Paula inspeccionó el apartamento mientras trataba de quitarse el torniquete de la bufanda que Pedro le había enrollado al cuello. El salón tenía un diseño abierto con la cocina. Decidió que no estaba tan mal. Había dejado un par de puertas de armario abiertas y los platos del desayuno en el fregadero, pero nada importante.


Aliviada, miró a Pedro para tratar de darle otra vez las gracias y lo sorprendió con la vista clavada en la ropa limpia que tenía doblada sobre una silla. Justo encima estaba el sujetador de algodón blanco.


Un rubor encendido invadió su rostro. Se dirigió hacia la silla con la intención de meterlo debajo del resto de ropa. Pero justo cuando lo tomaba, Pedro volvió a hablar.


—¿Dónde está el termostato? —preguntó entrando en el salón—. En el pasillo, ¿verdad? Calentemos el apartamento.


Desapareció por el pasillo y Paula lo siguió a la carrera. Lo alcanzó frente al termostato situado al lado de la puerta del dormitorio... abierta. Gimió al mirar dentro. La cama estaba deshecha, el camisón de franela sobre las sábanas y la ropa interior en el suelo.


Cerró de golpe para bloquear la visión de Pedro. Él no pareció darse cuenta. Ajustó el termostato a su satisfacción y se volvió para regresar al salón. Paula lo siguió, aliviada de que al fin fuera a marcharse.


Al llegar al diminuto recibidor, logró decir:
—Gracias por traerme a casa.


—De nada —respondió con tono igual de solemne—. ¿Quieres ir a la cama?


Ella se quedó boquiabierta y lo miró sobresaltada.

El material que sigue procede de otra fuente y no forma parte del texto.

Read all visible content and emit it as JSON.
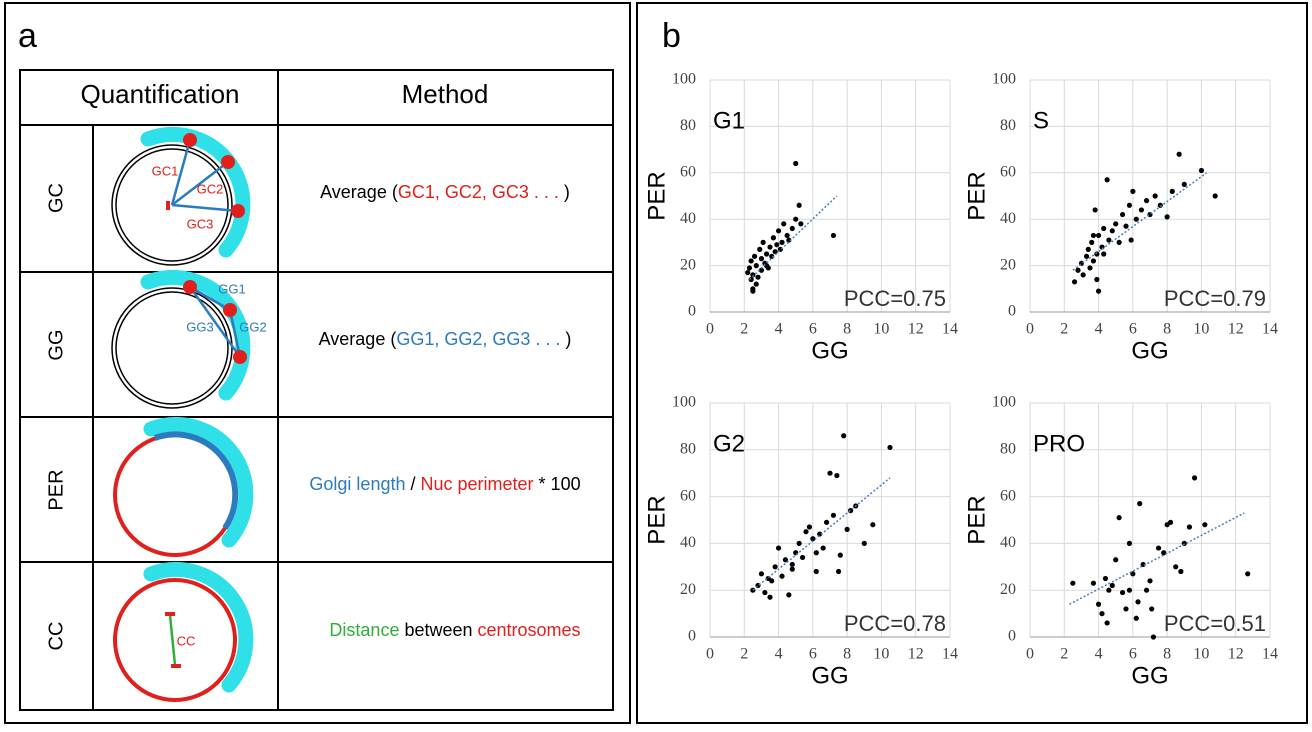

—¡No! Quiero decir, sí... haré justo eso... en cuanto te vayas —instintivamente se llevó las manos a las mejillas para cubrirse el rubor por haber malinterpretado su pregunta, pero de inmediato las bajó al darse cuenta de que en una de ellas aún sostenía el sujetador. Se lo llevó a la espalda y cerró los ojos abochornada. Pedro no iba a parar de burlarse de ella, algo que en circunstancias normales ya le gustaba, y el cielo sabía que acababa de darle un montón de municiones. Alzó los párpados y lo miró aterrada, a la espera de que comenzara de inmediato.


Pero no lo hizo. Quizá por la aprensión en su cara o porque se apiadara de ella debido a que considerara que tenía la gripe.


Fueran cuales fueren sus motivos, simplemente dijo:
—Bueno, me marcho, así que ve a meterte en la cama —alargó la mano al picaporte y se detuvo. La miró, le alzó el mentón y la obligó a mirarlo—. Y si todavía estás enferma, olvídate de ir al trabajo el lunes. Es una orden, Paula.


La soltó y se fue. Paula echó el cerrojo y aliviada se hundió contra la puerta; la piel le hormigueaba por el contacto de él.